Integrating Microbial Ecology and Sustainability: Linking Agricultural Waste Gas Streams to Microbial Community Shifts in a Photobioreactor

Photobioreactors (PBRs) functionally coupled animal housing offer great potential as sustainable technologies to mitigate gaseous emissions such as CO2 and NH3 while simultaneously producing value-added biomass. Here, we present the first systematic investigation of microbial community shifts in such a system, with a specific focus on carbon and nitrogen metabolism. Using a cone-shaped, helical PBR continuously cultivating Arthrospira platensis (Spirulina) and coupled to a chicken house, we introduced controlled perturbations (exhaust-air input and biomass harvesting) to probe community resilience.

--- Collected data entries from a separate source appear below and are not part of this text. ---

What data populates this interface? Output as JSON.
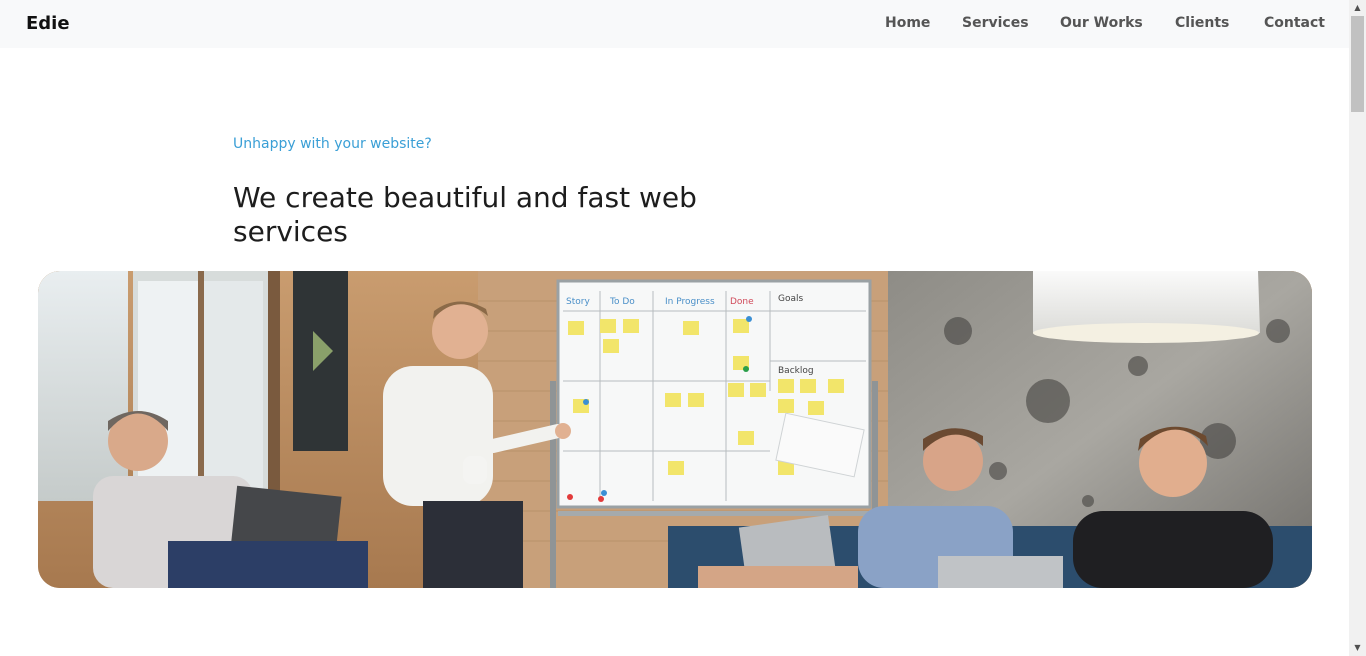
{
  "navbar": {
    "brand": "Edie",
    "items": [
      {
        "label": "Home"
      },
      {
        "label": "Services"
      },
      {
        "label": "Our Works"
      },
      {
        "label": "Clients"
      },
      {
        "label": "Contact"
      }
    ]
  },
  "hero": {
    "eyebrow": "Unhappy with your website?",
    "headline": "We create beautiful and fast web services"
  },
  "whiteboard": {
    "columns": [
      "Story",
      "To Do",
      "In Progress",
      "Done",
      "Goals"
    ],
    "backlog_label": "Backlog"
  },
  "colors": {
    "accent": "#3a9fd6",
    "navbar_bg": "#f8f9fa",
    "nav_text": "#555555",
    "headline_text": "#1d1d1d"
  }
}
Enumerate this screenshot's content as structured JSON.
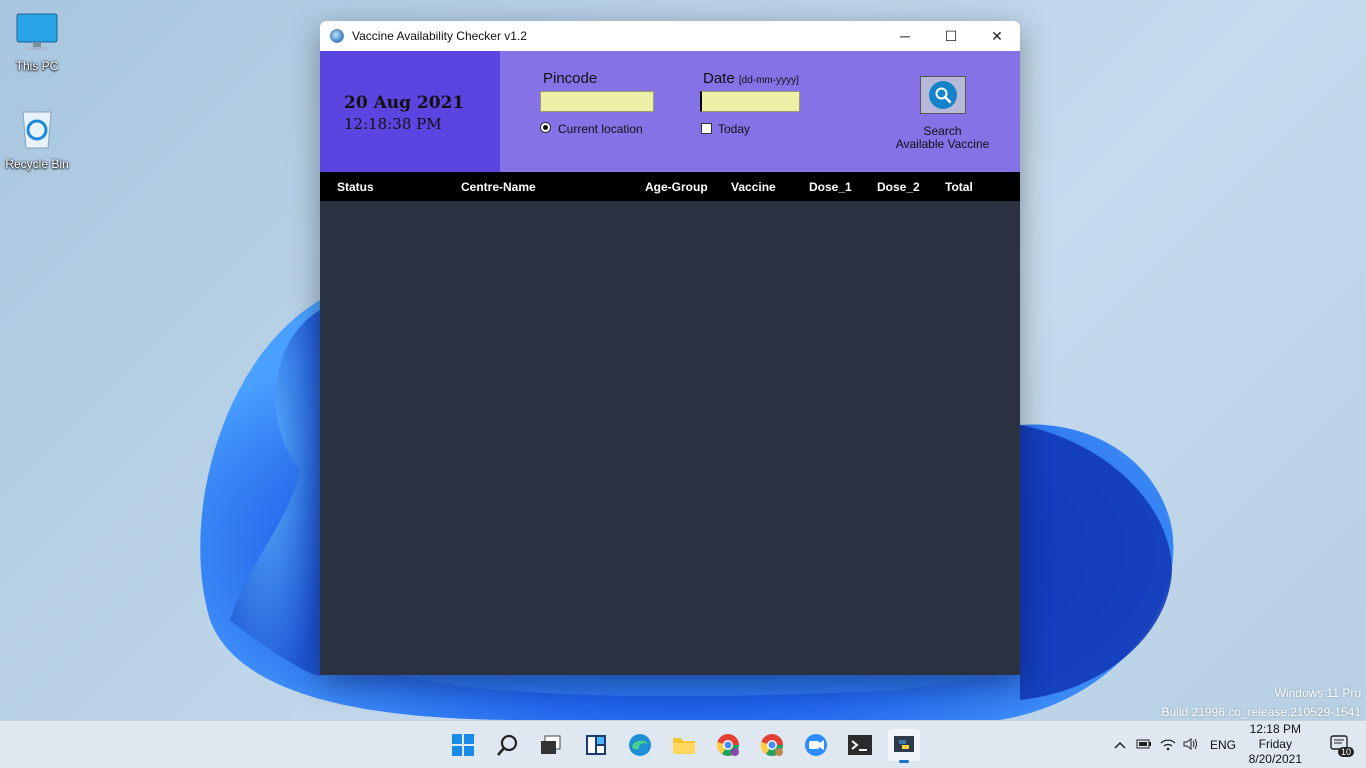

Time-resolved microbiome and functional profiling revealed marked, perturbation-dependent reorganizations of the microbial community, including signatures of enhanced carbon fixation and nitrogen cycling, while integrated biochemical and genomic analyses of Arthrospira provided mechanistic insights into these dynamics. We also show that the use of cultivation matrices stabilizes the microbiome, maintaining community composition and functional profiles under perturbation. Overall, our results demonstrate that coupling PBRs to agricultural exhaust streams not only enables valorization of CO2 and NH3 into biomass but also fosters a resilient microbial ecosystem, thereby establishing a novel framework that links sustainable emission-mitigation technologies with microbial ecology and opens new avenues for circular bioeconomy strategies.